Walt Disney Co (DIS) — DIS stock fell 1.1% on Tuesday making it one of the worst performers on the Dow 30, after reports that its “Alice in Wonderland” sequel, “Alice Through the Looking Glass,” bombed at the box office over the holiday weekend. The much-hyped movie grossed just $34.2 million over the four-day weekend, about half of what was expected.
Disney has also been in the news recently for saying it plans to take action against China’s Wanda Group for several knockoff characters at its theme parks. But CNBC reports the deep-pocketed Chinese rival is “preparing for battle.”
Turning to the chart, DIS stock peaked above $120 in November. The decline that ensued saw shares fall nearly 30% to a low of $86.25 in February. Along the way, a death cross was triggered.
DIS stock then formed a recovery channel over the next several months, advancing to its 200-day moving average. But on May 9, my proprietary internal indicator, the Collins-Bollinger Reversal (CBR), signaled a downside reversal at about $109.

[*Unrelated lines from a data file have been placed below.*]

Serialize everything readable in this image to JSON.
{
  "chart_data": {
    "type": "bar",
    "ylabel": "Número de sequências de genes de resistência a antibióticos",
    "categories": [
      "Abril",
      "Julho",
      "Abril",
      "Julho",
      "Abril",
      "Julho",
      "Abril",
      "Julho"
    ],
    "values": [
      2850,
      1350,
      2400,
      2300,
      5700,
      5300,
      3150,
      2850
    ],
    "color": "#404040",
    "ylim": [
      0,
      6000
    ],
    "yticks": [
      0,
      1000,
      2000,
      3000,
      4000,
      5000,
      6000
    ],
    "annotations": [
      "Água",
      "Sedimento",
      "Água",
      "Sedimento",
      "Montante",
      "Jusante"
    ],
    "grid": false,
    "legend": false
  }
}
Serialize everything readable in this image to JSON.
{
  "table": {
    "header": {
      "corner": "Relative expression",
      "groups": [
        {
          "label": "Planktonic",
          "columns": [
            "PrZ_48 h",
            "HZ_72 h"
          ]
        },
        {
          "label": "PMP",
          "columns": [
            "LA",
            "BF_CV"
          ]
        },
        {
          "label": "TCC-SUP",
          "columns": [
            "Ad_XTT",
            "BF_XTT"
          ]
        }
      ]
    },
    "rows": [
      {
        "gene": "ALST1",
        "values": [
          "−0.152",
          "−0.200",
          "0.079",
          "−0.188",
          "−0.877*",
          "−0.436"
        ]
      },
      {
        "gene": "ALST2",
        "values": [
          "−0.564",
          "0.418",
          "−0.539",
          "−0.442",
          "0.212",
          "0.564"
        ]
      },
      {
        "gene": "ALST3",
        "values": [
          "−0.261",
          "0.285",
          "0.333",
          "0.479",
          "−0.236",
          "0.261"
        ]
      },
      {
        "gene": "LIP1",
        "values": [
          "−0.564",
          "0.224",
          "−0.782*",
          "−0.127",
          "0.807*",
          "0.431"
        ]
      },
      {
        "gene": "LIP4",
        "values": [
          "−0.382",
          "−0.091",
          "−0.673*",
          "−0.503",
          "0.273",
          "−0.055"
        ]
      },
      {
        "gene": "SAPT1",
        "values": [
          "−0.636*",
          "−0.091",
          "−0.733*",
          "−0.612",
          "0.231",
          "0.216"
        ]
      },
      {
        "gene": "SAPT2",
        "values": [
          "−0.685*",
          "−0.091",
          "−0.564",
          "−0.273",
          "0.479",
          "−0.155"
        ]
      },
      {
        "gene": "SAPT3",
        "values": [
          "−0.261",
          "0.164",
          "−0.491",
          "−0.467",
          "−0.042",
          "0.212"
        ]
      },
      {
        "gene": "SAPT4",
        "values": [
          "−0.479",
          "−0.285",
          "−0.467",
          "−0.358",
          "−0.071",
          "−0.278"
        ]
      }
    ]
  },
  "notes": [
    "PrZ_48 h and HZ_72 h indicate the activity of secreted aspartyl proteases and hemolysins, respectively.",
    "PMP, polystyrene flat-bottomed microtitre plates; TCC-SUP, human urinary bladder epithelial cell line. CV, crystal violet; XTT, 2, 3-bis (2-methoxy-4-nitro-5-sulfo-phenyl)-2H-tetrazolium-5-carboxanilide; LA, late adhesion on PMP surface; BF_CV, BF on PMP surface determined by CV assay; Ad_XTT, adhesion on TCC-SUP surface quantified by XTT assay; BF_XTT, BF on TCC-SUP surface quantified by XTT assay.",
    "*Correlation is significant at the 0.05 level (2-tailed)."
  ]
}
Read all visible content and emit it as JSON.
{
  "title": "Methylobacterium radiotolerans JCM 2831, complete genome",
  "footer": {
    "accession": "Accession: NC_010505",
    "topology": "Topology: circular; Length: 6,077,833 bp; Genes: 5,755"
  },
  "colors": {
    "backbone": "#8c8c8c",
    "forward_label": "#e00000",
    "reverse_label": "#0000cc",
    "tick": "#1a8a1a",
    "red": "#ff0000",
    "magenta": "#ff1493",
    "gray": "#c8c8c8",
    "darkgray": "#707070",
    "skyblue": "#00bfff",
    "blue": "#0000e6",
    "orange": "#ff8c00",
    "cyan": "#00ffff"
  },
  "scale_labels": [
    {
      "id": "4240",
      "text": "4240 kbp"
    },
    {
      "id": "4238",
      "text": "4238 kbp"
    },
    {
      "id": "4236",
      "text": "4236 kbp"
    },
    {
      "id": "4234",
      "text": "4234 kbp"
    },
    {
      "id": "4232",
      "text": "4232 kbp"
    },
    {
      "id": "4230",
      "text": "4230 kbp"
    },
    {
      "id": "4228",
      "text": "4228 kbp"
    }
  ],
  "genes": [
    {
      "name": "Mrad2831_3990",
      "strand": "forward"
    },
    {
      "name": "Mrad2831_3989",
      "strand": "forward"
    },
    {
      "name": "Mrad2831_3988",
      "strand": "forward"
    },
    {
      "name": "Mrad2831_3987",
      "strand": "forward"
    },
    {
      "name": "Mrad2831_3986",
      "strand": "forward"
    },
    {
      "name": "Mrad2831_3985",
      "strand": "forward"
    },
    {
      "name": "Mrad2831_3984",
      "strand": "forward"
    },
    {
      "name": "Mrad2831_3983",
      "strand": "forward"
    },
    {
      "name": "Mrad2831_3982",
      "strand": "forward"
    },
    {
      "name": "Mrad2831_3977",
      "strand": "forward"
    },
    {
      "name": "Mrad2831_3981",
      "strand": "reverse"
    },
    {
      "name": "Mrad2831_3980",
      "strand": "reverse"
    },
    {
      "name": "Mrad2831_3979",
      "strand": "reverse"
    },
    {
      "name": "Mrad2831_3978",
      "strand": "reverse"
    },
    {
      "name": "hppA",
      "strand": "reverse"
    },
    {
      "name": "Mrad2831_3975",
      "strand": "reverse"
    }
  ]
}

DIS stock gapped down through its 200-day moving average and the support line of the recovery channel before attempting a bounce from the mid-May low under $98. The rally failed last week when shares were unable to penetrate their 50-day moving average near $100, and this was followed by more selling on Tuesday.
Sell DIS stock short at $100 with a downside objective of $88 for a potential gain of 12%. As with all short sales, be sure to use a stop-loss order to protect against the possibility of theoretically unlimited losses in the event of a rally.
Also, keep in mind that if you hold shares short through a dividend payment, you will be expected to cover it. Disney pays a semiannual dividend of $0.71, for a current yield of 1.4%, with the next payment scheduled in July.